Durante uma visita à Casa Branca em setembro, Netanyahu expressou apoio ao plano de Trump, mas suas declarações recentes indicam tensões com Washington. A resolução, que foi bem recebida internacionalmente, enfrenta resistência tanto do Hamas, que se opôs a partes do plano, quanto de Netanyahu, que continua a se opor à criação de um Estado palestino. A ausência de prazos e mecanismos claros para implementação do plano representa um desafio significativo para a paz na região.
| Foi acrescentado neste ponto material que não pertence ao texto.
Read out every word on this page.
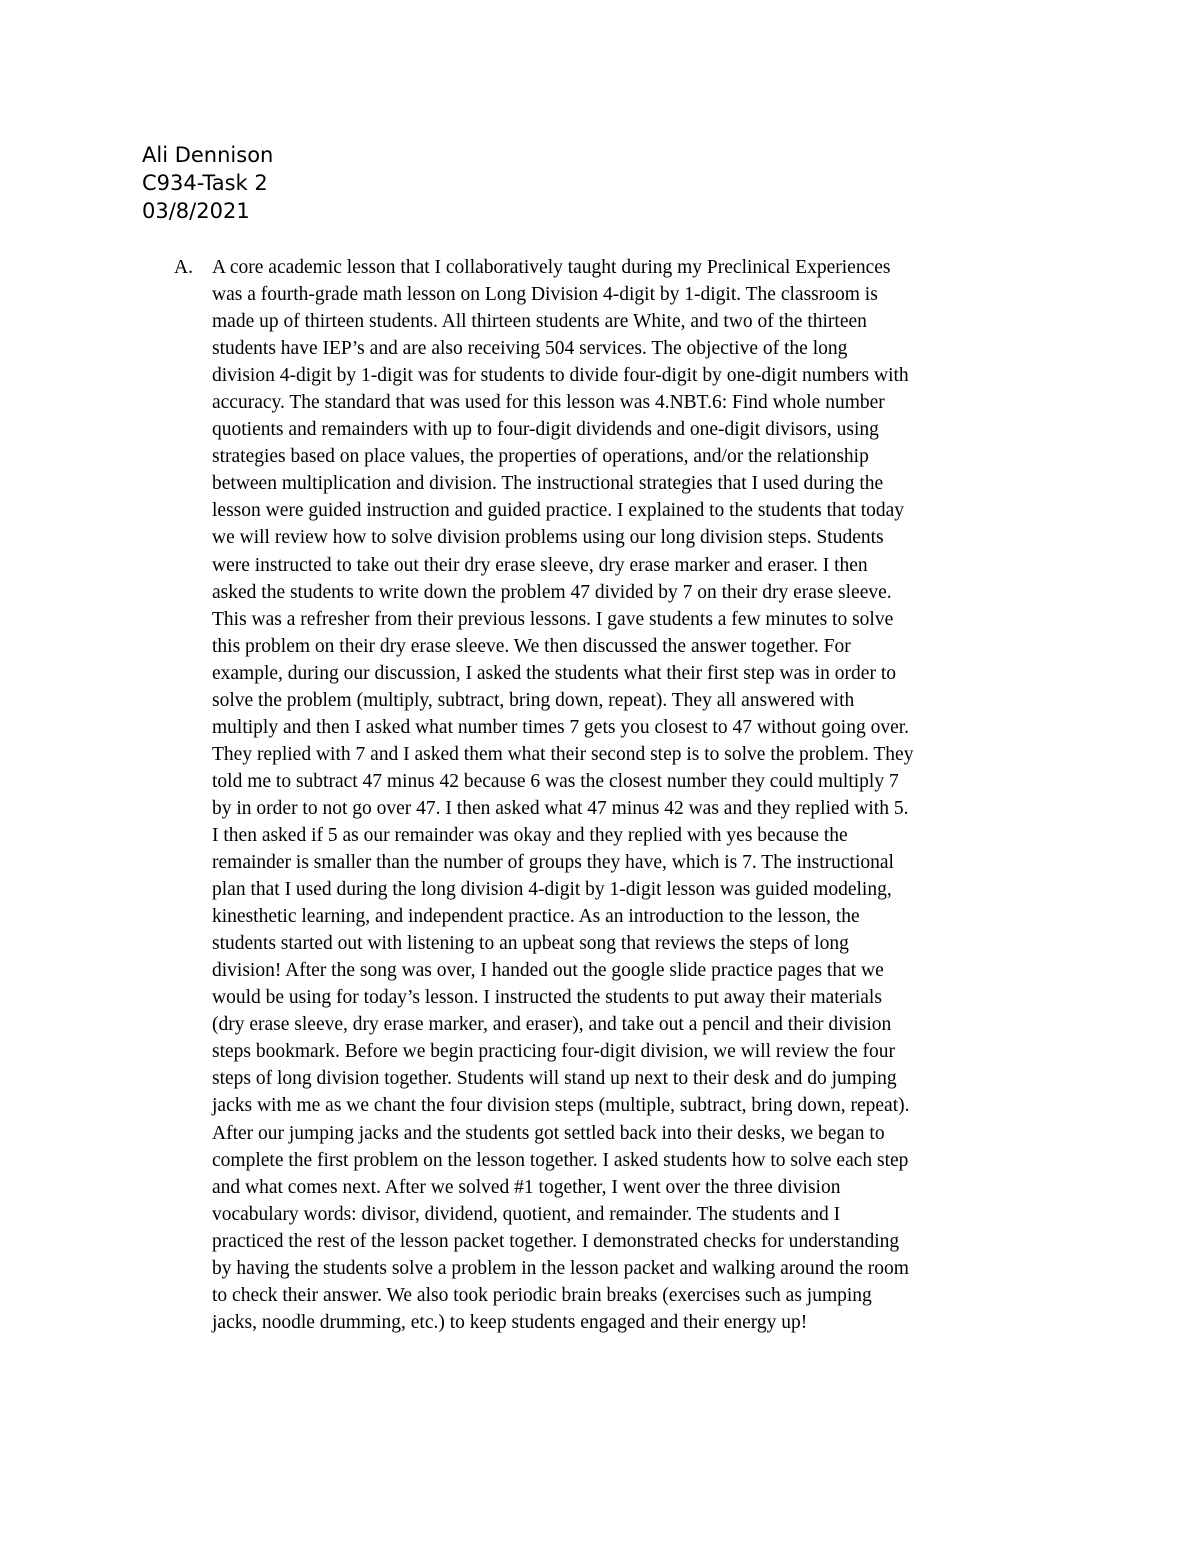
Ali Dennison
C934-Task 2
03/8/2021
A. A core academic lesson that I collaboratively taught during my Preclinical Experiences
was a fourth-grade math lesson on Long Division 4-digit by 1-digit. The classroom is
made up of thirteen students. All thirteen students are White, and two of the thirteen
students have IEP’s and are also receiving 504 services. The objective of the long
division 4-digit by 1-digit was for students to divide four-digit by one-digit numbers with
accuracy. The standard that was used for this lesson was 4.NBT.6: Find whole number
quotients and remainders with up to four-digit dividends and one-digit divisors, using
strategies based on place values, the properties of operations, and/or the relationship
between multiplication and division. The instructional strategies that I used during the
lesson were guided instruction and guided practice. I explained to the students that today
we will review how to solve division problems using our long division steps. Students
were instructed to take out their dry erase sleeve, dry erase marker and eraser. I then
asked the students to write down the problem 47 divided by 7 on their dry erase sleeve.
This was a refresher from their previous lessons. I gave students a few minutes to solve
this problem on their dry erase sleeve. We then discussed the answer together. For
example, during our discussion, I asked the students what their first step was in order to
solve the problem (multiply, subtract, bring down, repeat). They all answered with
multiply and then I asked what number times 7 gets you closest to 47 without going over.
They replied with 7 and I asked them what their second step is to solve the problem. They
told me to subtract 47 minus 42 because 6 was the closest number they could multiply 7
by in order to not go over 47. I then asked what 47 minus 42 was and they replied with 5.
I then asked if 5 as our remainder was okay and they replied with yes because the
remainder is smaller than the number of groups they have, which is 7. The instructional
plan that I used during the long division 4-digit by 1-digit lesson was guided modeling,
kinesthetic learning, and independent practice. As an introduction to the lesson, the
students started out with listening to an upbeat song that reviews the steps of long
division! After the song was over, I handed out the google slide practice pages that we
would be using for today’s lesson. I instructed the students to put away their materials
(dry erase sleeve, dry erase marker, and eraser), and take out a pencil and their division
steps bookmark. Before we begin practicing four-digit division, we will review the four
steps of long division together. Students will stand up next to their desk and do jumping
jacks with me as we chant the four division steps (multiple, subtract, bring down, repeat).
After our jumping jacks and the students got settled back into their desks, we began to
complete the first problem on the lesson together. I asked students how to solve each step
and what comes next. After we solved #1 together, I went over the three division
vocabulary words: divisor, dividend, quotient, and remainder. The students and I
practiced the rest of the lesson packet together. I demonstrated checks for understanding
by having the students solve a problem in the lesson packet and walking around the room
to check their answer. We also took periodic brain breaks (exercises such as jumping
jacks, noodle drumming, etc.) to keep students engaged and their energy up!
A resolução do Conselho de Segurança também autoriza uma força multinacional temporária em Gaza para estabilizar a área, embora ainda não existam compromissos de países para enviar tropas. O Hamas criticou a proposta, ressaltando que não atende às demandas políticas e humanitárias do povo palestino. Assim, as divergências entre as partes envolvidas continuam a dificultar a busca por uma solução duradoura para o conflito.